Poucas vezes um filme consegue me surpreender favoravelmente como aconteceu com este: O Amante da Rainha realmente superou as minhas expectativas. Infelizmente, o que acontece com mais frequência é o contrário. Este filme dinamarquês recebeu ótimas críticas e muitos prêmios internacionais (incluindo 2 prêmios no Festival de Berlim 2012), mas isto muitas vezes não garante muita coisa.
Não é possível saber o quanto há de verdade nos detalhes mostrados no filme, que com certeza não foi buscar inspiração nos livros tradicionais de História. Isto numa obra de arte é de pouca importância, quando se pretende acima de tudo contar uma boa história, e dar o seu recado, o que o diretor consegue com precisão. O roteiro é seu grande trunfo, principalmente amargando a árdua tarefa de retratar fatos históricos, o que muitas vezes faz os filmes de época soarem frios e tediosos. Mas O Amante da Rainha tem uma fluência narrativa e uma perspectiva do desenrolar da história num crescendo dramático que faz lembras as belas adaptações de Ligações Perigosas (1988), de Stephen Frears e O Enigma do Colar (2001).
Quando o filme se inicia, vemos o rei Christian no papel, literalmente, de bobo da Corte dinamarquesa. Seu comportamento infantil e seus excessos destemperados são tolerados, contanto que ele permaneça no seu papel apenas representativo, limitando-se a assinar o que lhe mandam. Com a chegada do Dr. Struensee à Corte, e o início de sua influência e amizade com o jovem rei, este passa a querer exercer o seu pleno direito de governar a nação, propondo e implementando mudanças que desagradam e desestabilizam o status quo da elite aristocrática. Paralelamente, a praticamente rejeitada rainha Caroline, vinda da Inglaterra, começa a receber a atenção do médico alemão, cujas ideias iluministas influenciadas por Voltaire, Rousseau e Diderot, ganham sua simpatia romântica e idealista. O triângulo está formado. A partir daí, o reino da Dinamarca será palco de um complô shakesperiano, movido pelas mais baixas paixões humanas: a traição, o ego, a soberba, a sede de poder, a inveja, a maledicência e a xenofobia (não esqueçam que a rainha era inglesa e o médico do rei era alemão).

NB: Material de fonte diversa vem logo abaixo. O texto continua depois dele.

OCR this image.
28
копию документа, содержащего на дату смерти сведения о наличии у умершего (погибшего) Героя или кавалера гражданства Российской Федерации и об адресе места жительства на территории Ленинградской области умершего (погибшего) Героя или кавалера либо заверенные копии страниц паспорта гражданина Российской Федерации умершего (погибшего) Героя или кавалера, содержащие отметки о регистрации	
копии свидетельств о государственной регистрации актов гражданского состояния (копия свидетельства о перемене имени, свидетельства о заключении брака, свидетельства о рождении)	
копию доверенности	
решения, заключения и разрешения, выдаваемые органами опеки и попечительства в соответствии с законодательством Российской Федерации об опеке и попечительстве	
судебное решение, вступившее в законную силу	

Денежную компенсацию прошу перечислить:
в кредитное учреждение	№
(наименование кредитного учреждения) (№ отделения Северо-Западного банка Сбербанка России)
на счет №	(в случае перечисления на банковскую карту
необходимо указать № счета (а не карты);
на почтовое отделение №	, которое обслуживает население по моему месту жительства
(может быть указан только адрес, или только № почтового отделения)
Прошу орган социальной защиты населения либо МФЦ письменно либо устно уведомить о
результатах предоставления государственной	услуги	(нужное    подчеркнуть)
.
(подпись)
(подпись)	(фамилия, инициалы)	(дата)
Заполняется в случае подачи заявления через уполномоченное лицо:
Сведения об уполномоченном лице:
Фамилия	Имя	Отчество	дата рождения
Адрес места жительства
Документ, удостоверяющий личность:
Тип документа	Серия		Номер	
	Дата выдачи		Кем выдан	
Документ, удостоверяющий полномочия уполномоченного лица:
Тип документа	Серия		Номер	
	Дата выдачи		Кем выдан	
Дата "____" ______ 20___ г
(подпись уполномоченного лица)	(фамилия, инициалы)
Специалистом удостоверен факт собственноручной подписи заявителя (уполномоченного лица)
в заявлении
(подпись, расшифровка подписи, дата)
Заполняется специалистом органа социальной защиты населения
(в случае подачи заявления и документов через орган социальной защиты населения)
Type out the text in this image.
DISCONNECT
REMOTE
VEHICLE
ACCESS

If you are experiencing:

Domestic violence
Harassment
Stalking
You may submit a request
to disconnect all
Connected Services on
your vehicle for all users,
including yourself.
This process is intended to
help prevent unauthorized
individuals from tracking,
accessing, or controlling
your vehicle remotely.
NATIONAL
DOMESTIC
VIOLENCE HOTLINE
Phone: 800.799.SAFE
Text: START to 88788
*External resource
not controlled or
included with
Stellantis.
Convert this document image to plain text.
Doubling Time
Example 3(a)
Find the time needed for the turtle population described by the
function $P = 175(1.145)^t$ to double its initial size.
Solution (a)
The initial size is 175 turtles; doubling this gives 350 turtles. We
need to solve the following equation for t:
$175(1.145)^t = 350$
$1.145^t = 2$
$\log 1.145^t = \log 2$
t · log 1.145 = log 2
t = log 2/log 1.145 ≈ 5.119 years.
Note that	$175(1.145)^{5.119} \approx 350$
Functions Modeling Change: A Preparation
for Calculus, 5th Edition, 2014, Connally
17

É praticamente uma vantagem para o público brasileiro desconhecer os fatos históricos retratados no filme, o que faz a história se desenrolar com a devida surpresa do inesperado, quase impossível em fatos históricos mais conhecidos, como por exemplo, a Revolução Francesa ou o Nazismo alemão, temas de tantos e inúmeros filmes. Por outro lado, apesar de se basear em fatos reais, o roteiro evita o excesso de didatismo que poderia marcar os diálogos. A versão brasileira, inclusive, exagera em traduzir certas falas para um linguajar excessivamente coloquial e moderno. Outro problema foi a escolha do título que faz pensar num filme centrado exclusivamente em uma história de amor proibida, ao estilo de um romance de D. H. Lawrence, o que não é o caso. O filme tem um tema mais social e político que o seu título traduzido pode supor.
O retrato de época é exemplar, e sem apelar para excessos visuais como acontece com algumas superproduções do gênero. Mas o ponto positivo do filme é que o diretor Arcel se revela realmente um artesão do cinema. Embora o filme seja bastante convencional na sua linha narrativa, Arcel demonstra pleno domínio das ferramentas necessárias para contar bem uma história através de um filme. Há várias cenas excelentes, mas eu destacaria aquela em que os prisioneiros Johann e Brandt são levados na carruagem, acompanhados pelo padre que os visitara na prisão. Somente uma troca de olhares nos revela que Johann se deu conta do que está por acontecer, seu olhar firme e inquisidor faz o padre baixar os olhos, consciente e arrependido da traição cometida, nada digna para um cristão, mesmo se cometida contra inocentes declaradamente ateus.
A força dramática do filme não funcionaria somente com a competente direção de Arcel e um excelente roteiro, se não contasse com atores tão bons e convincentes. Todos estão bem, mas o destaque, é claro, vai para o trio principal, especialmente para Mikkel Folsgaard (o insano rei Christian) e Mads Mikkelsen (Dr. Struensee), este conhecido do público brasileiro como o vilão Le Chiffre do filme de 007, Casino Royale (2006).
O Amante da Rainha é com certeza um dos melhores filmes lançados este ano, e sem dúvida dos últimos anos também.